Söz Varlığı Değişmeleri
Tarih: 12 Haziran 2014 | Bölüm: Söz Varlığı | Yorumlar: Yorum yok.
Dünyadaki dışa açık tüm toplumlar, türlü yollarla birbirlerini etkilemektedir. Uluslar arasındaki ticaret, eğitim – öğretim etkinlikleri, siyasal ve dinî etkiler, teknolojik gelişmeler, savaş ve göç gibi ilişkiler toplumların etkileşime geçmelerine yol açmaktadır. Bu durum, süreç içerisinde ulusların maddi ve manevi değerlerinde değişiklik yaratır. Değişikliğin en çok yaşandığı milli değer ise, “dil” olmaktadır.
Dilin özellikle “söz varlığı” boyutu, toplumların kurdukları ilişkiden birincil olarak etkilenmektedir. Çünkü “dilin söz varlığı dış etkilere en açık alandır. Toplumdaki ve evrendeki her değişme öncelikle söz varlığına yansımakta, buna koşut olarak dilin öteki düzeylerini de etkilenmektedir” (İmer, 1998: 1). Bu nedenle toplumlar arasındaki ilişkiler süreci, dilin söz varlığı veya dil bilgisi boyutundaki değişiklikleri de beraberinde getirmektedir.

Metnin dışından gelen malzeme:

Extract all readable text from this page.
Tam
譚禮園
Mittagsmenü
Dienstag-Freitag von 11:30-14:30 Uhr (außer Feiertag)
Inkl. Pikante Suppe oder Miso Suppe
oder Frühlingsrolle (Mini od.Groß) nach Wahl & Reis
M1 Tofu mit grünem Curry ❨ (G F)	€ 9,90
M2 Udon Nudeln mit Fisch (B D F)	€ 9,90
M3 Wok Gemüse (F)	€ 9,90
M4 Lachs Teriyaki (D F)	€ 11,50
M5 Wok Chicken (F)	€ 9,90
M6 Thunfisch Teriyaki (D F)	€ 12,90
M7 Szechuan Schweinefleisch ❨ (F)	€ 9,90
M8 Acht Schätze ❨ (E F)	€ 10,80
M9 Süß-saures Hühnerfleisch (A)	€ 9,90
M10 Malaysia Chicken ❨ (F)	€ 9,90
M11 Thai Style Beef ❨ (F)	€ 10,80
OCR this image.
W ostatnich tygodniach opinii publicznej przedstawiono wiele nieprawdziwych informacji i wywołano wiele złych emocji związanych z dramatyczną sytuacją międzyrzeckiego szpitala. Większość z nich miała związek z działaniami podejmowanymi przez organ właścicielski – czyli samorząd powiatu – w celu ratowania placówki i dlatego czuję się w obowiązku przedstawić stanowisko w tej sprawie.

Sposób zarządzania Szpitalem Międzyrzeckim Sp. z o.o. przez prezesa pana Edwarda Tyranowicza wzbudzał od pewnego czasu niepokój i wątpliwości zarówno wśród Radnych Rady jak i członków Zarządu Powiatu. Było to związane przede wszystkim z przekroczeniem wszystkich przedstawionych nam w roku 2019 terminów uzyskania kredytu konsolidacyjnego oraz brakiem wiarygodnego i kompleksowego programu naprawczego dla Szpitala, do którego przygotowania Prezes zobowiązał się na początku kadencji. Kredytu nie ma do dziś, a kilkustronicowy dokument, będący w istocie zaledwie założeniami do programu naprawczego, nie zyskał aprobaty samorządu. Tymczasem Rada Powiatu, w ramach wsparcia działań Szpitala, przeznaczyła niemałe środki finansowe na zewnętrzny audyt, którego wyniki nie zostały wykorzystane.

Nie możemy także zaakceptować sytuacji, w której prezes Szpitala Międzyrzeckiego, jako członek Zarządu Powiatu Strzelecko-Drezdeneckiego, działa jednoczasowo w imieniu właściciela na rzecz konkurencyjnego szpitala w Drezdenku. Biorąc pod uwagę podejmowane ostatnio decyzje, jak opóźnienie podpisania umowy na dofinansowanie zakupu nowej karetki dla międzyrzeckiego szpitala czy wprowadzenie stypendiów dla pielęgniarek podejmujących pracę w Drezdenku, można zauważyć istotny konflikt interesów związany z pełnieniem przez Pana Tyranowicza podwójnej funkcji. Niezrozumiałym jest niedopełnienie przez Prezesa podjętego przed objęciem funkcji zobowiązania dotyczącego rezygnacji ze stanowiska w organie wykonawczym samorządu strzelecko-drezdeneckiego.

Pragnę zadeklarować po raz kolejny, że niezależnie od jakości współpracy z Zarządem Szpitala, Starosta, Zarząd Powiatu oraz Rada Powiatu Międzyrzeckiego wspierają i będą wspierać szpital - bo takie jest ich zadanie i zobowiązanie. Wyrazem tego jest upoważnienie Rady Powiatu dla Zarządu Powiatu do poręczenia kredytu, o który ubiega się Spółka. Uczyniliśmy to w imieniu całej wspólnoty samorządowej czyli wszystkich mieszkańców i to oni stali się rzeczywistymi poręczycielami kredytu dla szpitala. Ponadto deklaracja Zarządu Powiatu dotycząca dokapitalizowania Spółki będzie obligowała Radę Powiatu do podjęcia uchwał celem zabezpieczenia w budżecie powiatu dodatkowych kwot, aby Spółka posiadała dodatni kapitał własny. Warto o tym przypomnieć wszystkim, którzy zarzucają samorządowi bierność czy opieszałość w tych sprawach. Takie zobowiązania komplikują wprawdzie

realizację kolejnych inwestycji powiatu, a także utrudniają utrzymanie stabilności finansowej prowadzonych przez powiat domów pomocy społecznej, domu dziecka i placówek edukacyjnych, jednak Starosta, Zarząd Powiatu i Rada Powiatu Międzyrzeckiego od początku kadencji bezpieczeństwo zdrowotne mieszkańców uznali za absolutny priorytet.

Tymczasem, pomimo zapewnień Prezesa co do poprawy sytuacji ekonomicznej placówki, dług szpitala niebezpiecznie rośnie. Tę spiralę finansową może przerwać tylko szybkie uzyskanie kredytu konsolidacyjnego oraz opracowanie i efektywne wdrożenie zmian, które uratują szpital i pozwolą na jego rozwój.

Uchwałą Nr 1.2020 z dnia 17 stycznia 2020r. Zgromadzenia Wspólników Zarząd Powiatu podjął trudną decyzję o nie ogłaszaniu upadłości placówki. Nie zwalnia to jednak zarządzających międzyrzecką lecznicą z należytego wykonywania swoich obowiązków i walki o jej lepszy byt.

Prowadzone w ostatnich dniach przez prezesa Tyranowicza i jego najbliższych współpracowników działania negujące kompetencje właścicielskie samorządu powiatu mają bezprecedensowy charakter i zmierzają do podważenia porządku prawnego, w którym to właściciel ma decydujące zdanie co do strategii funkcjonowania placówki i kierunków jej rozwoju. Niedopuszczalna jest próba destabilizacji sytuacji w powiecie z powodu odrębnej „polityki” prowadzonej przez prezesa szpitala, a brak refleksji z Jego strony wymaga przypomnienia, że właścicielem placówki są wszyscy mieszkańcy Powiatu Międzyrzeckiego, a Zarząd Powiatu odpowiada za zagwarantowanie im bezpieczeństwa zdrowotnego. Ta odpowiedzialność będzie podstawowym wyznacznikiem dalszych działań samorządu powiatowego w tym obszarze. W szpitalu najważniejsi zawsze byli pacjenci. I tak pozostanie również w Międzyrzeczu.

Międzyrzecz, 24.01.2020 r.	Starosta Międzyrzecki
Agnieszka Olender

Söz varlığı değişmeleri, genellikle “gereksinim” ve “özenti” sonucunda yabancı dillerden alıntılar yapma ile meydana gelmektedir. Gereksinim sonucunda alıntı yapma, ulusların çağdaşlaşma yolunda bilim ve tekniği takip etmesi adına yapıldığından, dilin zenginleşmesini sağlayabilir. Fakat özenti sonucunda yapılan alıntılar, dilin yabancılaşmasına ve kendi söz varlığına zarar vererek, onu unutulmaya mahkûm etmesine neden olmaktadır. Kuşkusuz ki yaşayan dünya dilleri arasında “saf dil” yoktur ve yabancı dillerle etkileşime girmek, dilin söz varlığının zenginleşmesini sağlayabilir. Fakat alıntıların sayısı artınca, söz varlığının yok olma tehdidi ortaya çıkmakta ve zamanla dilin kendi sonunu hazırlamasına yol açmaktadır.